En nuestras vidas de ciudadanos confinados, ¿vamos insultando a los otros, denostando sus obras, ideas o proyectos? Soltamos, por ejemplo, al primero que se sienta frente a nosotros, quién sabe sin con la idea de trabajar juntos: «¡Eres un facha!»; o «¡Eres un terrorista!»; o «Tú no me engañas, te gustaría dar un golpe de Estado e imponer una dictadura militar»; o «Tus irresponsables actos han provocado crímenes»; o «¡Vamos al juzgado de guardia!»… Naturalmente que no. A ninguno de nosotros se nos ocurriría tratar así a nadie, y mucho menos en el plano profesional. No deben, sin embargo, pensar de esta manera nuestros políticos, pues no otra cosa, sino insultarse, es lo que hacen a todas horas.

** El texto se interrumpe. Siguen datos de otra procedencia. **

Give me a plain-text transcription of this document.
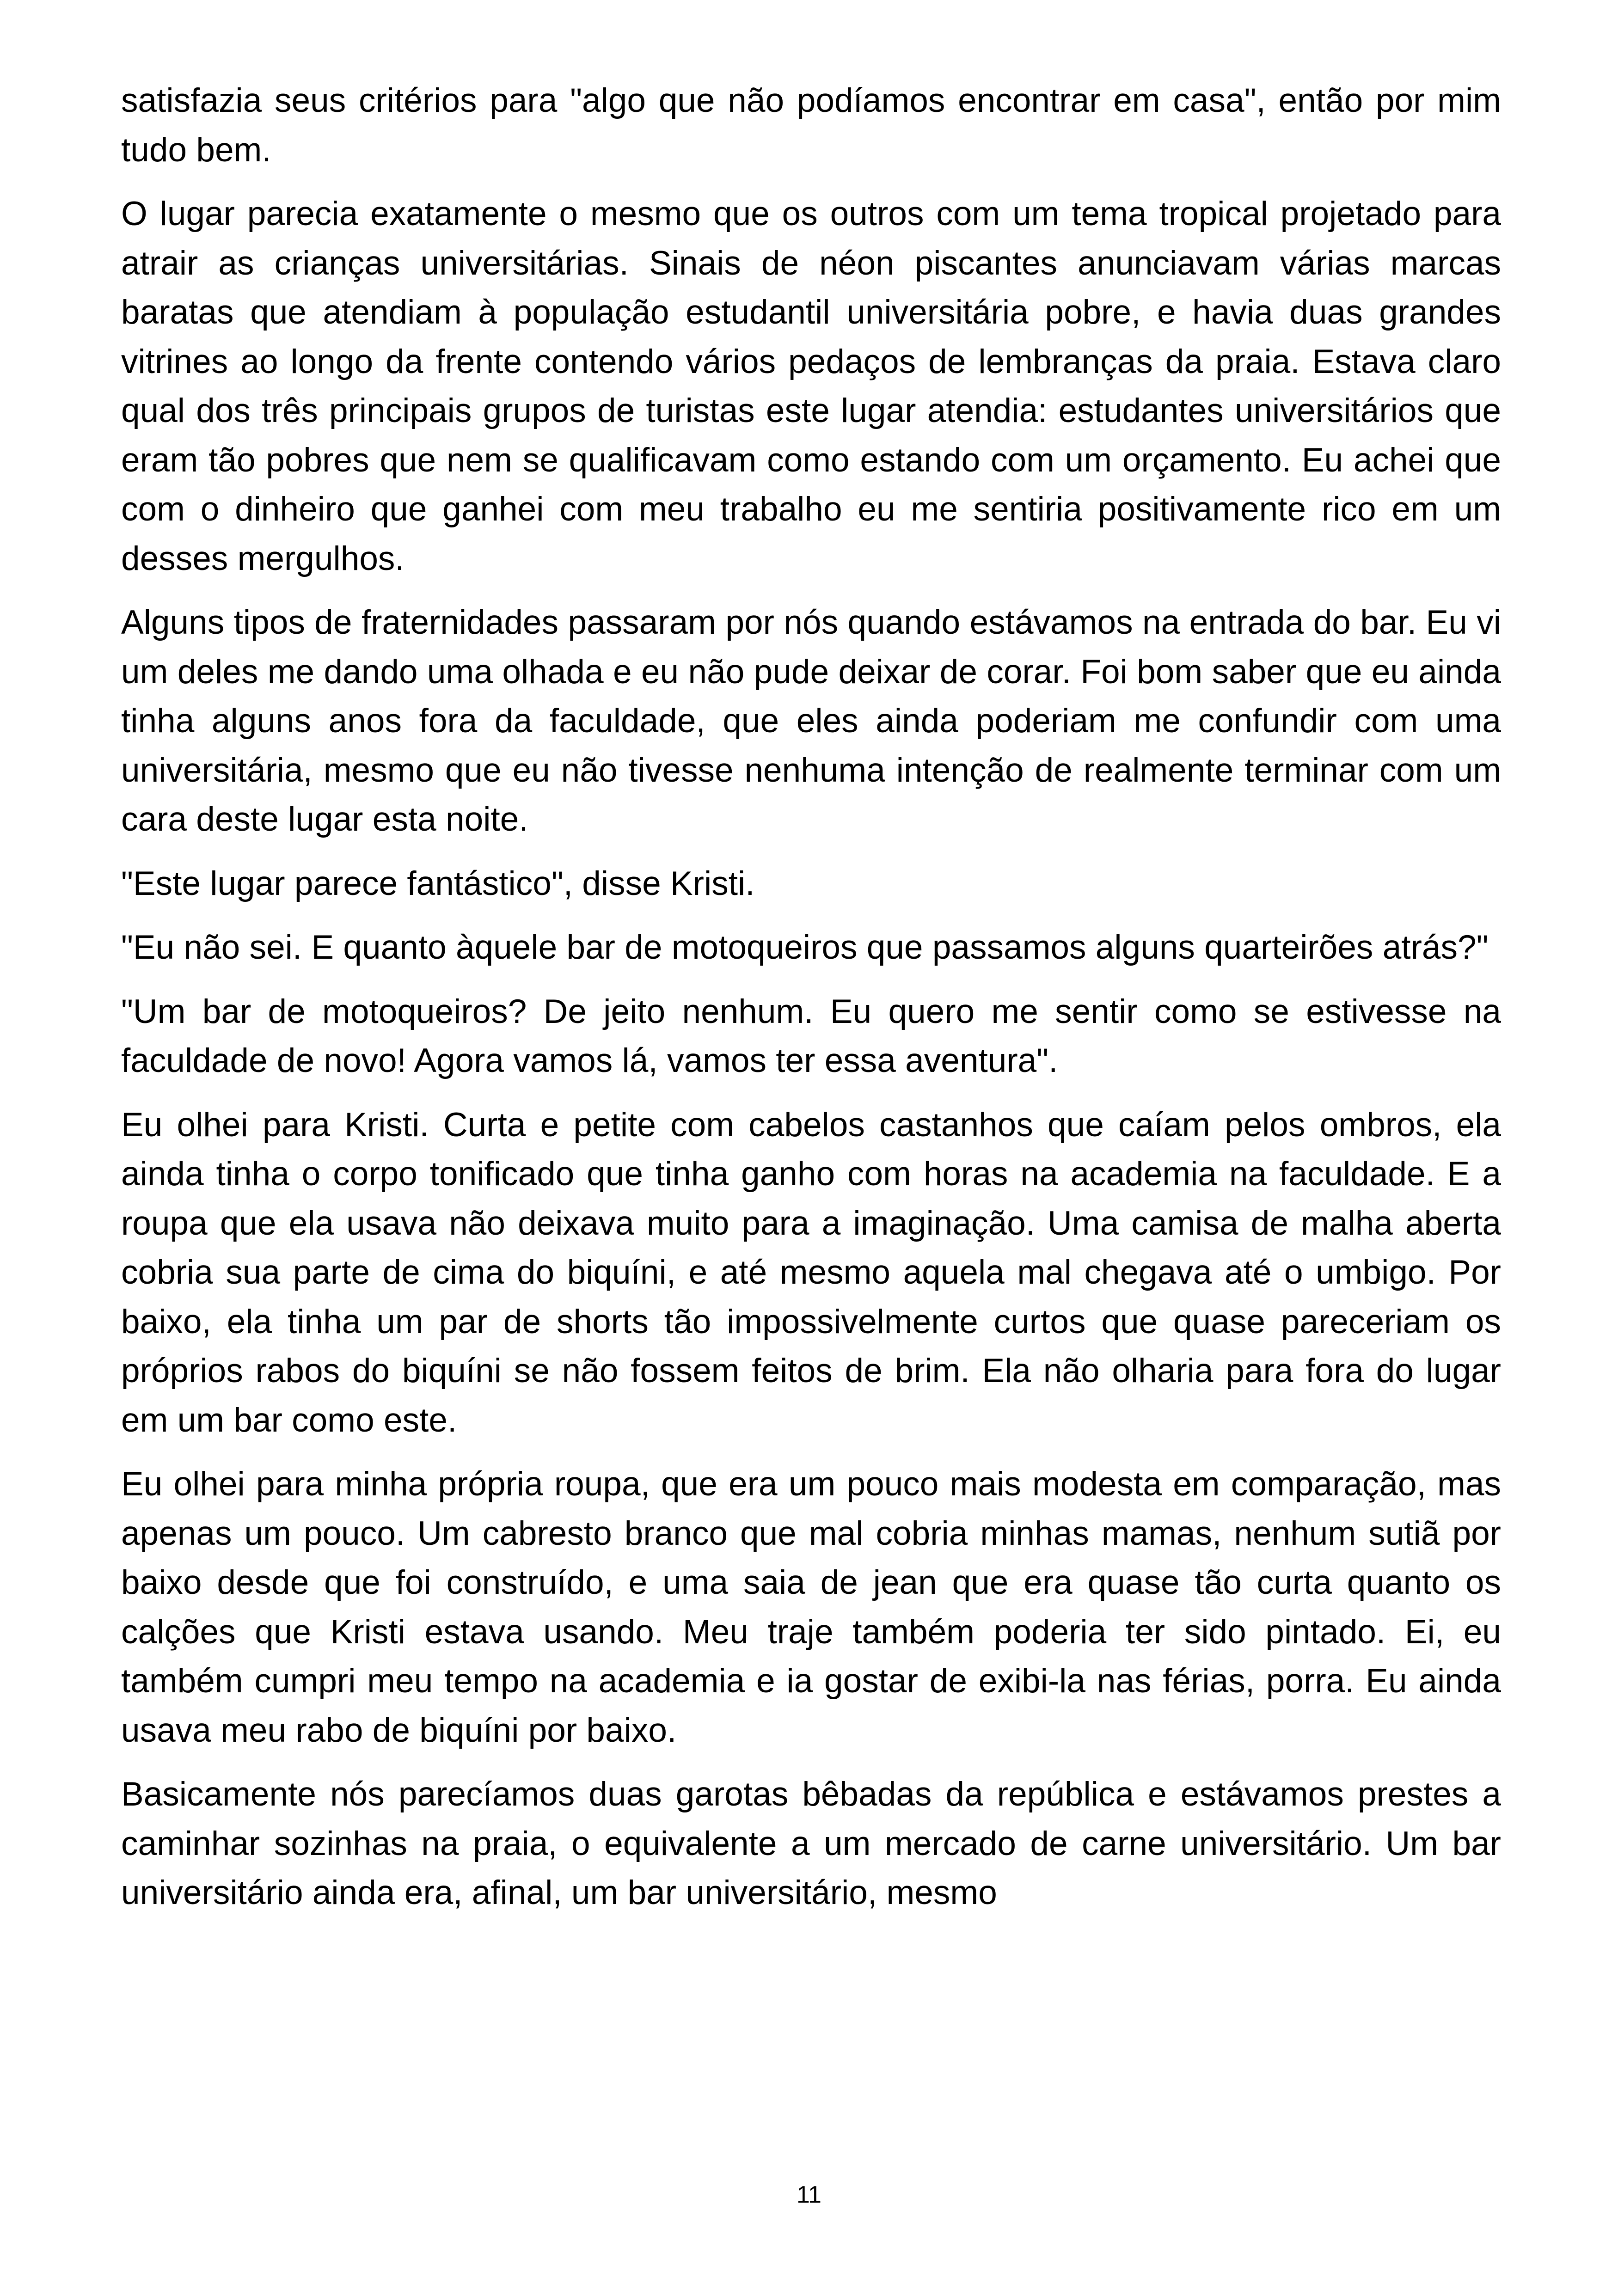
satisfazia seus critérios para "algo que não podíamos encontrar em casa", então por mim tudo bem.

O lugar parecia exatamente o mesmo que os outros com um tema tropical projetado para atrair as crianças universitárias. Sinais de néon piscantes anunciavam várias marcas baratas que atendiam à população estudantil universitária pobre, e havia duas grandes vitrines ao longo da frente contendo vários pedaços de lembranças da praia. Estava claro qual dos três principais grupos de turistas este lugar atendia: estudantes universitários que eram tão pobres que nem se qualificavam como estando com um orçamento. Eu achei que com o dinheiro que ganhei com meu trabalho eu me sentiria positivamente rico em um desses mergulhos.

Alguns tipos de fraternidades passaram por nós quando estávamos na entrada do bar. Eu vi um deles me dando uma olhada e eu não pude deixar de corar. Foi bom saber que eu ainda tinha alguns anos fora da faculdade, que eles ainda poderiam me confundir com uma universitária, mesmo que eu não tivesse nenhuma intenção de realmente terminar com um cara deste lugar esta noite.

"Este lugar parece fantástico", disse Kristi.

"Eu não sei. E quanto àquele bar de motoqueiros que passamos alguns quarteirões atrás?"

"Um bar de motoqueiros? De jeito nenhum. Eu quero me sentir como se estivesse na faculdade de novo! Agora vamos lá, vamos ter essa aventura".

Eu olhei para Kristi. Curta e petite com cabelos castanhos que caíam pelos ombros, ela ainda tinha o corpo tonificado que tinha ganho com horas na academia na faculdade. E a roupa que ela usava não deixava muito para a imaginação. Uma camisa de malha aberta cobria sua parte de cima do biquíni, e até mesmo aquela mal chegava até o umbigo. Por baixo, ela tinha um par de shorts tão impossivelmente curtos que quase pareceriam os próprios rabos do biquíni se não fossem feitos de brim. Ela não olharia para fora do lugar em um bar como este.

Eu olhei para minha própria roupa, que era um pouco mais modesta em comparação, mas apenas um pouco. Um cabresto branco que mal cobria minhas mamas, nenhum sutiã por baixo desde que foi construído, e uma saia de jean que era quase tão curta quanto os calções que Kristi estava usando. Meu traje também poderia ter sido pintado. Ei, eu também cumpri meu tempo na academia e ia gostar de exibi-la nas férias, porra. Eu ainda usava meu rabo de biquíni por baixo.

Basicamente nós parecíamos duas garotas bêbadas da república e estávamos prestes a caminhar sozinhas na praia, o equivalente a um mercado de carne universitário. Um bar universitário ainda era, afinal, um bar universitário, mesmo

11
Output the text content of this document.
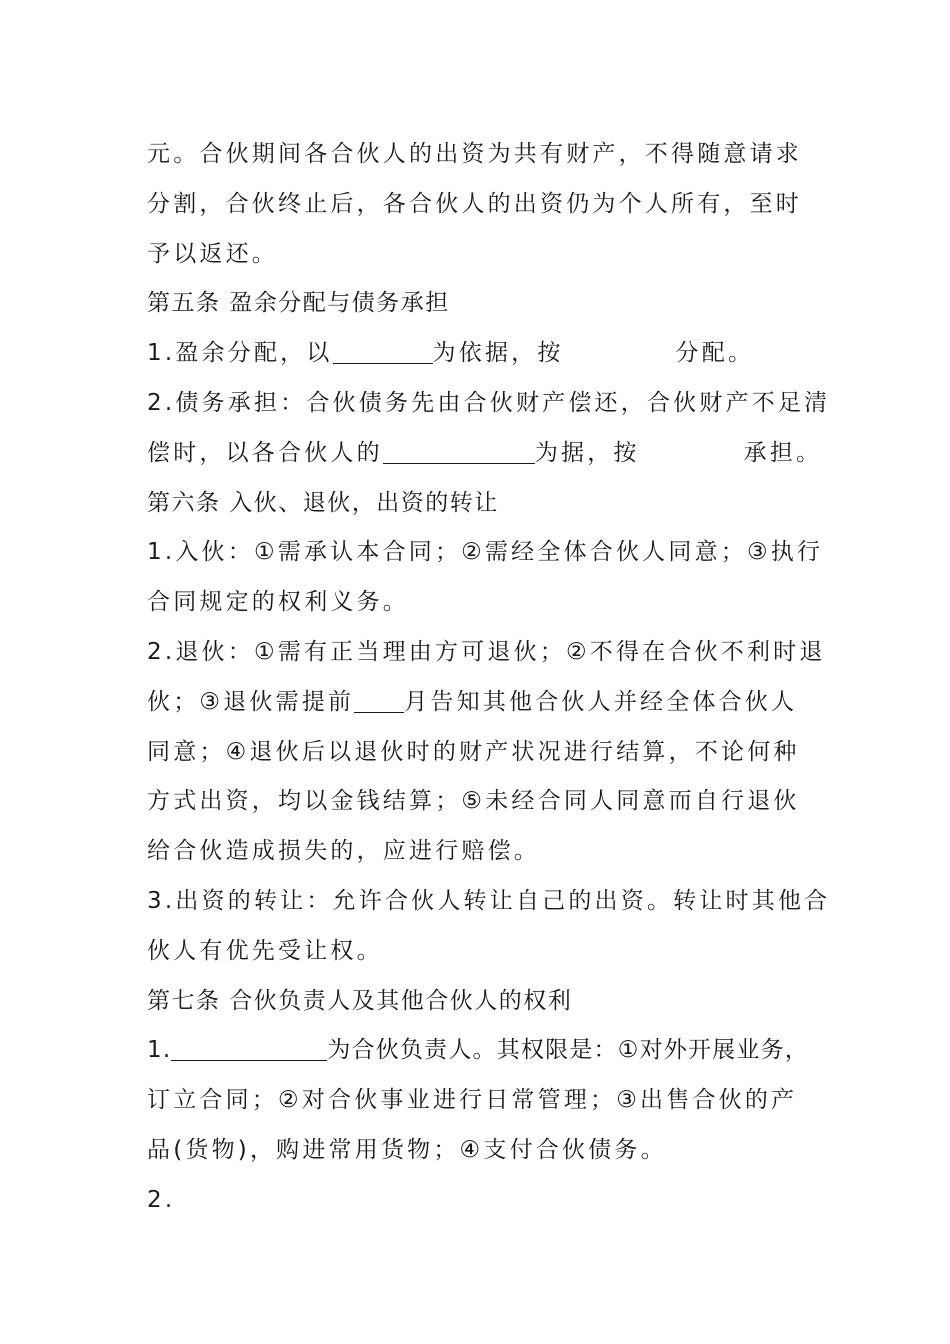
元。合伙期间各合伙人的出资为共有财产，不得随意请求
分割，合伙终止后，各合伙人的出资仍为个人所有，至时
予以返还。
第五条 盈余分配与债务承担
1.盈余分配，以	为依据，按	分配。
2.债务承担：合伙债务先由合伙财产偿还，合伙财产不足清
偿时，以各合伙人的	为据，按	承担。
第六条 入伙、退伙，出资的转让
1.入伙：①需承认本合同；②需经全体合伙人同意；③执行
合同规定的权利义务。
2.退伙：①需有正当理由方可退伙；②不得在合伙不利时退
伙；③退伙需提前 月告知其他合伙人并经全体合伙人
同意；④退伙后以退伙时的财产状况进行结算，不论何种
方式出资，均以金钱结算；⑤未经合同人同意而自行退伙
给合伙造成损失的，应进行赔偿。
3.出资的转让：允许合伙人转让自己的出资。转让时其他合
伙人有优先受让权。
第七条 合伙负责人及其他合伙人的权利
1.	为合伙负责人。其权限是：①对外开展业务，
订立合同；②对合伙事业进行日常管理；③出售合伙的产
品(货物)，购进常用货物；④支付合伙债务。
2.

Pablo Iglesias, Macarena Olona, Gabriel Rufián o Cayetana Álvarez de Toledo pueden encarnar, entre otros, los peores ejemplos de educación cívica.

Realmente, no son buenos políticos. Ni siquiera políticos, sino puros demagogos. Los medios de comunicación no deberían darles el protagonismo que conceden a sus cruzadas provocaciones, ni sus círculos y escuadras jalearlos, ni sus partidos dejarles rienda suelta.

Al aire rencoroso y provocador, a las maledicencias que comparten en la Cámara Baja se suma su alta capacidad para sesgar sectariamente la realidad. El odio aflora a sus rostros con la misma facilidad que a los nuestros la vergüenza cuando los vemos comportarse como profesionales de la calumnia. Sus extremos son los que hay que evitar. Sus llamadas a la división son las que hay que desoír. De sus promesas debemos desconfiar, y cuando, inflando el pecho, se ponen alguna medalla, podemos dar por seguro que es una condecoración anacrónica, herrumbrosa, arrumbada en un pasado ya superado. Ninguno de estos demagogos hizo la Transición. Ninguno merece ser un ejemplo.

Económicamente, sin embargo, gozan de una muy buena posición, muy superior a la de las buenas gentes que dicen defender. Pero esas contradicciones no limitan, más bien incrementan sus aullidos, esas dentelladas verbales que recuerdan a las peores páginas, las más negras —como sus conciencias—, de la historia de España.

Mal educados, peor hablados, soberbios, altivos… ¿Cómo van a ser buenos gobernantes?